The next decade is where the actor he wanted to be started to crowd out the actor the studios kept casting. After a bruising run of star-vehicle misfires — Prince of Persia: The Sands of Time, Love & Other Drugs — he reset. Source Code, End of Watch, and then the back-to-back collaborations with Denis Villeneuve, Prisoners and Enemy, recast him as something cooler and more dangerous: an actor willing to be opaque, to withhold, to let the camera get unsettled. Nightcrawler, which he also produced, locked the new version in place — a starved, sleepless predator-journalist who absolutely should have been an Oscar nominee and wasn’t. Southpaw followed, with the by-now-ritual body transformation. The roles got bigger because the work got smaller.

The critical paragraph any honest profile has to make room for is the one about the Academy. Nightcrawler, Nocturnal Animals, Stronger, eventually Presumed Innocent — all of them generated awards conversation that fizzled at the most visible threshold. The easy reading is that he has been chronically snubbed. The more honest reading is that he keeps choosing the kind of roles the Academy historically does not reward: genre intensity over biopic uplift, opacity over catharsis, men who do not invite identification. He chose those roles knowing what they would and would not deliver. The 2024 dust-up around Road House, when its skip-theatres Amazon release pulled him into a public credit fight he did not start, was a reminder that the streaming economy is now negotiating around him rather than for him. He is a movie star in a moment that is dismantling what a movie star is supposed to be.

And he keeps working anyway. Theatre has been the discipline beneath the discipline: a West End run of This Is Our Youth, then Broadway productions of Constellations, Sunday in the Park with George, and the Simon Stephens two-hander Sea Wall/A Life, which earned him a Tony nomination. In the spring of 2025 he played Iago at the Ethel Barrymore, opposite Denzel Washington’s Othello, in Kenny Leon’s revival; the production broke house records and got the kind of mixed reviews that follow any Shakespeare staging brave enough to be specific. Critics noticed, again, how willing he was to be small and weaselly and modern when the script wanted size.

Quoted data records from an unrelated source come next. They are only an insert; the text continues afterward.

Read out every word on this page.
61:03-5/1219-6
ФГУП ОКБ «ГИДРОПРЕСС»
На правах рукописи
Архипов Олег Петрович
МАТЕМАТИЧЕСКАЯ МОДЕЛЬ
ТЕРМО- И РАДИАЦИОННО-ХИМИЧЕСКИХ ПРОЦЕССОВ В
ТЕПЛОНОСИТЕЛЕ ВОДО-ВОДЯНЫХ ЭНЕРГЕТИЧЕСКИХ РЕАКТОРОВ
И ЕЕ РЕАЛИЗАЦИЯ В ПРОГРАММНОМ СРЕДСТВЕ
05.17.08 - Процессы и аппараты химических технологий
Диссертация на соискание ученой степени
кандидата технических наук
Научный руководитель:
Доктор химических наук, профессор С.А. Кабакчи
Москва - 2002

The current year is a busy one. In March he turned up in a supporting role in his sister Maggie’s second feature as director, The Bride!, a Gothic romance built around Jessie Buckley and Christian Bale. Today, May 15 2026, marks the wide release of Guy Ritchie’s In the Grey, a Mediterranean-set action thriller pairing him with Henry Cavill. There is a Netflix project called Kill Switch in development, an Amazon MGM medical thriller called Code Black, an adaptation of Don Winslow’s Collision at Amazon, and a romantic thriller from M. Night Shyamalan and Nicholas Sparks titled Remain on the calendar for February 2027. In April he started shooting Honeymoon with Harry in Brisbane with Kevin Costner. The slate is messier than a career plan ought to be. That seems to be the point.

The off-screen life, by his own design, occupies very little of the screen real estate. He has been with the French model Jeanne Cadieu since 2018, became a father in 2023, cooks, collects cookbooks, declines almost every invitation to explain himself further. The Iago in his head is more interesting than the Iago in any tabloid version.

What comes next is, in the strictest sense, more of the same: a working actor pulling between the project that pays the next one and the project that justifies it. The pattern is the argument, and the argument is the body of work. Remain opens next February. Honeymoon with Harry follows. He keeps refusing to settle into either of the actors he is. That refusal is what makes the next two years worth watching.